Zihni tedirginlikten kurtarmak ve konsantrasyonu sağlamak, zihni denetim altına alabilmek ve duyu organlarından bağımsız hale getirmektir.
Dağılmış kuvvetleri merkezleştirmek, enerjiyi biriktirmek, ulaşmak istediğimiz amaca varmak için konsantrasyondan yararlanabiliriz. Düşüncesini toplamasını bilen, onu saptırmadan ve kesinlikle kaybetmeden varmak istediği amaca doğru sevk eden kişi, güç ve etki araçlarını bir hayli artırır.

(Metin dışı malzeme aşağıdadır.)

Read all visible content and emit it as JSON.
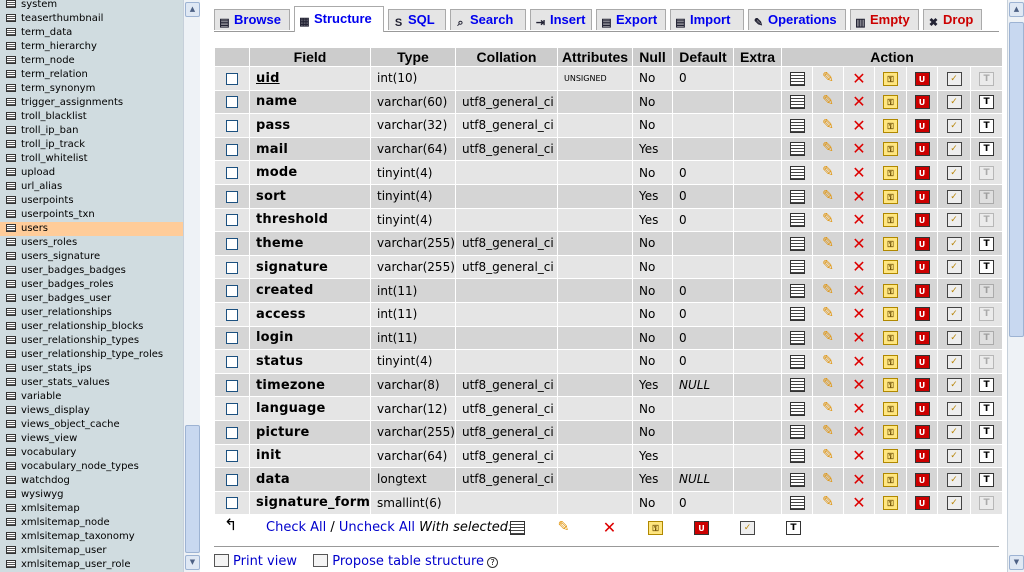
{
  "nav": {
    "tables": [
      "system",
      "teaserthumbnail",
      "term_data",
      "term_hierarchy",
      "term_node",
      "term_relation",
      "term_synonym",
      "trigger_assignments",
      "troll_blacklist",
      "troll_ip_ban",
      "troll_ip_track",
      "troll_whitelist",
      "upload",
      "url_alias",
      "userpoints",
      "userpoints_txn",
      "users",
      "users_roles",
      "users_signature",
      "user_badges_badges",
      "user_badges_roles",
      "user_badges_user",
      "user_relationships",
      "user_relationship_blocks",
      "user_relationship_types",
      "user_relationship_type_roles",
      "user_stats_ips",
      "user_stats_values",
      "variable",
      "views_display",
      "views_object_cache",
      "views_view",
      "vocabulary",
      "vocabulary_node_types",
      "watchdog",
      "wysiwyg",
      "xmlsitemap",
      "xmlsitemap_node",
      "xmlsitemap_taxonomy",
      "xmlsitemap_user",
      "xmlsitemap_user_role"
    ],
    "active": "users"
  },
  "tabs": [
    {
      "label": "Browse",
      "icon": "browse-icon",
      "active": false,
      "danger": false
    },
    {
      "label": "Structure",
      "icon": "structure-icon",
      "active": true,
      "danger": false
    },
    {
      "label": "SQL",
      "icon": "sql-icon",
      "active": false,
      "danger": false
    },
    {
      "label": "Search",
      "icon": "search-icon",
      "active": false,
      "danger": false
    },
    {
      "label": "Insert",
      "icon": "insert-icon",
      "active": false,
      "danger": false
    },
    {
      "label": "Export",
      "icon": "export-icon",
      "active": false,
      "danger": false
    },
    {
      "label": "Import",
      "icon": "import-icon",
      "active": false,
      "danger": false
    },
    {
      "label": "Operations",
      "icon": "operations-icon",
      "active": false,
      "danger": false
    },
    {
      "label": "Empty",
      "icon": "empty-icon",
      "active": false,
      "danger": true
    },
    {
      "label": "Drop",
      "icon": "drop-icon",
      "active": false,
      "danger": true
    }
  ],
  "table": {
    "headers": {
      "field": "Field",
      "type": "Type",
      "collation": "Collation",
      "attributes": "Attributes",
      "null": "Null",
      "default": "Default",
      "extra": "Extra",
      "action": "Action"
    },
    "rows": [
      {
        "field": "uid",
        "type": "int(10)",
        "collation": "",
        "attributes": "UNSIGNED",
        "null": "No",
        "default": "0",
        "extra": "",
        "primary": true,
        "fulltext": false
      },
      {
        "field": "name",
        "type": "varchar(60)",
        "collation": "utf8_general_ci",
        "attributes": "",
        "null": "No",
        "default": "",
        "extra": "",
        "primary": false,
        "fulltext": true
      },
      {
        "field": "pass",
        "type": "varchar(32)",
        "collation": "utf8_general_ci",
        "attributes": "",
        "null": "No",
        "default": "",
        "extra": "",
        "primary": false,
        "fulltext": true
      },
      {
        "field": "mail",
        "type": "varchar(64)",
        "collation": "utf8_general_ci",
        "attributes": "",
        "null": "Yes",
        "default": "",
        "extra": "",
        "primary": false,
        "fulltext": true
      },
      {
        "field": "mode",
        "type": "tinyint(4)",
        "collation": "",
        "attributes": "",
        "null": "No",
        "default": "0",
        "extra": "",
        "primary": false,
        "fulltext": false
      },
      {
        "field": "sort",
        "type": "tinyint(4)",
        "collation": "",
        "attributes": "",
        "null": "Yes",
        "default": "0",
        "extra": "",
        "primary": false,
        "fulltext": false
      },
      {
        "field": "threshold",
        "type": "tinyint(4)",
        "collation": "",
        "attributes": "",
        "null": "Yes",
        "default": "0",
        "extra": "",
        "primary": false,
        "fulltext": false
      },
      {
        "field": "theme",
        "type": "varchar(255)",
        "collation": "utf8_general_ci",
        "attributes": "",
        "null": "No",
        "default": "",
        "extra": "",
        "primary": false,
        "fulltext": true
      },
      {
        "field": "signature",
        "type": "varchar(255)",
        "collation": "utf8_general_ci",
        "attributes": "",
        "null": "No",
        "default": "",
        "extra": "",
        "primary": false,
        "fulltext": true
      },
      {
        "field": "created",
        "type": "int(11)",
        "collation": "",
        "attributes": "",
        "null": "No",
        "default": "0",
        "extra": "",
        "primary": false,
        "fulltext": false
      },
      {
        "field": "access",
        "type": "int(11)",
        "collation": "",
        "attributes": "",
        "null": "No",
        "default": "0",
        "extra": "",
        "primary": false,
        "fulltext": false
      },
      {
        "field": "login",
        "type": "int(11)",
        "collation": "",
        "attributes": "",
        "null": "No",
        "default": "0",
        "extra": "",
        "primary": false,
        "fulltext": false
      },
      {
        "field": "status",
        "type": "tinyint(4)",
        "collation": "",
        "attributes": "",
        "null": "No",
        "default": "0",
        "extra": "",
        "primary": false,
        "fulltext": false
      },
      {
        "field": "timezone",
        "type": "varchar(8)",
        "collation": "utf8_general_ci",
        "attributes": "",
        "null": "Yes",
        "default": "NULL",
        "extra": "",
        "primary": false,
        "fulltext": true
      },
      {
        "field": "language",
        "type": "varchar(12)",
        "collation": "utf8_general_ci",
        "attributes": "",
        "null": "No",
        "default": "",
        "extra": "",
        "primary": false,
        "fulltext": true
      },
      {
        "field": "picture",
        "type": "varchar(255)",
        "collation": "utf8_general_ci",
        "attributes": "",
        "null": "No",
        "default": "",
        "extra": "",
        "primary": false,
        "fulltext": true
      },
      {
        "field": "init",
        "type": "varchar(64)",
        "collation": "utf8_general_ci",
        "attributes": "",
        "null": "Yes",
        "default": "",
        "extra": "",
        "primary": false,
        "fulltext": true
      },
      {
        "field": "data",
        "type": "longtext",
        "collation": "utf8_general_ci",
        "attributes": "",
        "null": "Yes",
        "default": "NULL",
        "extra": "",
        "primary": false,
        "fulltext": true
      },
      {
        "field": "signature_format",
        "type": "smallint(6)",
        "collation": "",
        "attributes": "",
        "null": "No",
        "default": "0",
        "extra": "",
        "primary": false,
        "fulltext": false
      }
    ]
  },
  "actions": {
    "icons": [
      "browse-icon",
      "edit-icon",
      "drop-icon",
      "primary-key-icon",
      "unique-icon",
      "index-icon",
      "fulltext-icon"
    ]
  },
  "selection": {
    "check_all": "Check All",
    "separator": "/",
    "uncheck_all": "Uncheck All",
    "with_selected": "With selected:"
  },
  "footer": {
    "print_view": "Print view",
    "propose": "Propose table structure"
  },
  "colors": {
    "nav_bg": "#d0dce0",
    "nav_active": "#ffcc99",
    "header_bg": "#cccccc",
    "row_odd": "#e5e5e5",
    "row_even": "#d5d5d5",
    "link": "#0000cc",
    "danger": "#cc0000"
  }
}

Dikkati ve Konsantrasyonu Engelleyen Faktörler
1. Dışsal Sebepler
- Çevredekiler, TV, rahat bir koltuk, gürültü, poster, telefon, afişler v.b.
2. İçsel Sebepler
- Fiziksel Sebepler (Açlık, uykusuzluk vb.)
- Sıkılma (Hoşlanmama, ilgi çekici bulmama vb.)
- Endişe ve Kaygılar
- Korku (Hata yapma veya başaramama korkusu)
- Hayal Kurma
- Kontrolsüz iç konuşmalar (takıntılar)
- Yoğun duygusal anılar ve etkisi devam eden
günlük olaylar
- Ana fikri yakalamadan okuma
- Stres, gerilim gibi olumsuz duygu durumları.
Konsantrasyon bozukluğu belli bir süre sonra yoğunlaşmayı kaybetmek yani dikkatin bazı nedenlerden dağılmasıdır.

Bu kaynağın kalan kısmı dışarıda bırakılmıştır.